Of course, the Panama Papers will be frontline news for some days yet, because it is the sort of issue upon which our sensation-seeking corporate media thrives. Meanwhile, other stories will continue to be reported in a much less critical manner, as if it is only politicians and democracy that deserve to be subject to editorial comment.

One such story (which surfaces every few months) concerns the ‘foreign hand’ active in Balochistan. Starting with the ‘revelations’ that an ex-Indian naval officer operating as a spy was caught red-handed by the authorities — a fact that said individual corroborated in a choreographed media presentation — a plethora of statements have followed; all bolstering the narrative that unrest in Balochistan is not due to a home-grown insurgency, but to the sinister designs of our evil neighbours.


Commentary about Balochistan has almost dried up.


In some ways, this is old news — both the narrative and the contrived manner in which it is presented to a media-enslaved public. But what never ceases to surprise is the complete absence of critical commentary. Perhaps it would be asking too much for media reporting to be more than just a regurgitation of ISPR press releases — but surely one can expect purportedly independent writers, who operate outside the straitjacket of media bosses, to ask: what is really happening in Balochistan?

Certainly, there are individuals who have consistently raised difficult questions about the Baloch national question, and not just of the state. Some do so on these very pages. But it would be remiss to ignore the fact that commentary about the situation in Balochistan has virtually dried up over the past year or so. And this stands in stark contrast to the preceding period when the issue of missing persons (which culminated in the long march of the relatives of disappeared Baloch activists) became a matter of significant public importance in the country.

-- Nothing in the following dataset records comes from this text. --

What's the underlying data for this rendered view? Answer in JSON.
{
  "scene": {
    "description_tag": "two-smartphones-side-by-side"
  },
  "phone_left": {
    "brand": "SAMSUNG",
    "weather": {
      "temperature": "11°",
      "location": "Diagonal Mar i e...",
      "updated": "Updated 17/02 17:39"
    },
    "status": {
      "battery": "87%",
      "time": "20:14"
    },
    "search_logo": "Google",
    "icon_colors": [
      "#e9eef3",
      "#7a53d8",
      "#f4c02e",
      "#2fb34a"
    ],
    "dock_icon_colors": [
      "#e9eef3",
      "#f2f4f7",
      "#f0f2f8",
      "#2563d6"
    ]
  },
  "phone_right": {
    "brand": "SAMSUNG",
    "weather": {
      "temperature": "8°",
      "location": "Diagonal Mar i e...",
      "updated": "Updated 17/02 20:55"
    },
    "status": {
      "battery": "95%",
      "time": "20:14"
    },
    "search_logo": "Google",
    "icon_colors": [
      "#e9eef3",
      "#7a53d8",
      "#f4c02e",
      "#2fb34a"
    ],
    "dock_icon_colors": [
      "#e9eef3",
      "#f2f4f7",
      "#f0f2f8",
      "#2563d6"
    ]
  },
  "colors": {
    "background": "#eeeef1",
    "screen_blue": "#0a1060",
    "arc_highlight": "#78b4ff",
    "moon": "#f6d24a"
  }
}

The turning point was the murder of Sabeen Mahmud in late April 2015. The official investigation suggested that her killers were not in the least bit concerned with the Baloch missing persons event that Sabeen had hosted on the night of her murder. Yet ever since that fateful incident, critical debate about Balochistan which had been steadily increasing, both within the media and the political mainstream, lost steam. It is now conspicuous by its almost complete absence.

It is not by chance that the forceful reassertion of the state’s tired narrative on Balochistan’s ‘problem’ has coincided with the military’s re-emergence as the arbiter in Pakistani politics.

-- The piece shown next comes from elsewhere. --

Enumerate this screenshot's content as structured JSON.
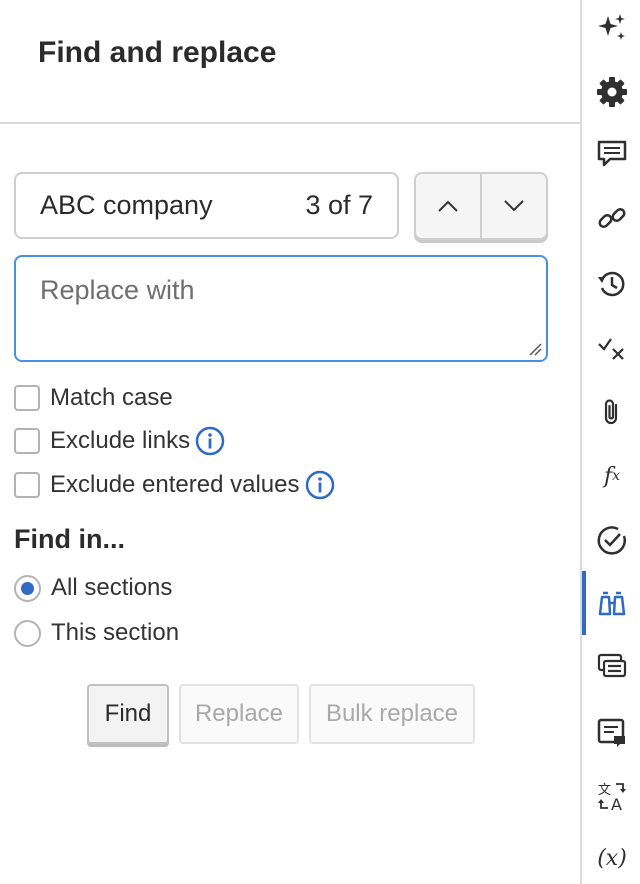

Given how much we hear about the ‘foreign hand’, it is ironic that this re-emergence is to a large extent fuelled by ties that the men in khaki have forged with foreign patrons, and particularly China. Which is to suggest that critical perspectives on Balo­chis­tan are likely to be severely constra­ined in the months and years to come, as China’s ‘development’ footprint within Pakistan — and Balochistan specifically — becomes ever more prominent.

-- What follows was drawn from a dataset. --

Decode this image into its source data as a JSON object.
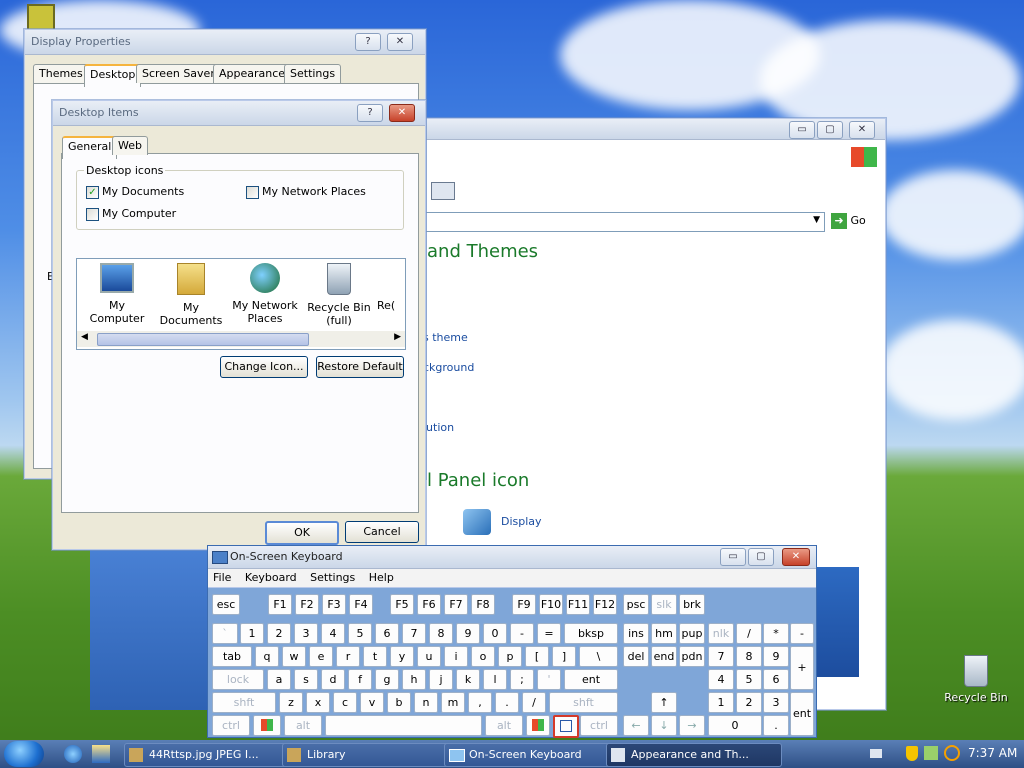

Yet quite aside from the legitimacy that the establishment draws from external supporters, the absence of critical comment speaks to the lack of independence — and courage — of the Pakistani intelligentsia. I do not wish to dismiss the many brave men and women who do take up issues that are generally considered taboo. However, these many are still relatively few, when weighed against the many more that tow the official line on ‘corruption’, the excesses of politicians, and the hopelessness of our democratic project.

What is now being exposed by the Panama Papers is the result of initiatives taken by investigative journalists whose independence explains their ground-breaking work. Of course, serious observers have long been aware that the world’s rich and famous bend the rules wherever they can to guard their privileges. Offshore dealings are tried and tested strategies of elites everywhere — yet the significance of the Panama Papers is that they expose what was a poorly-kept secret. Many of Pakistan’s poorly-kept secrets need to be similarly exposed.

The writer teaches at Quaid-i-Azam University, Islamabad.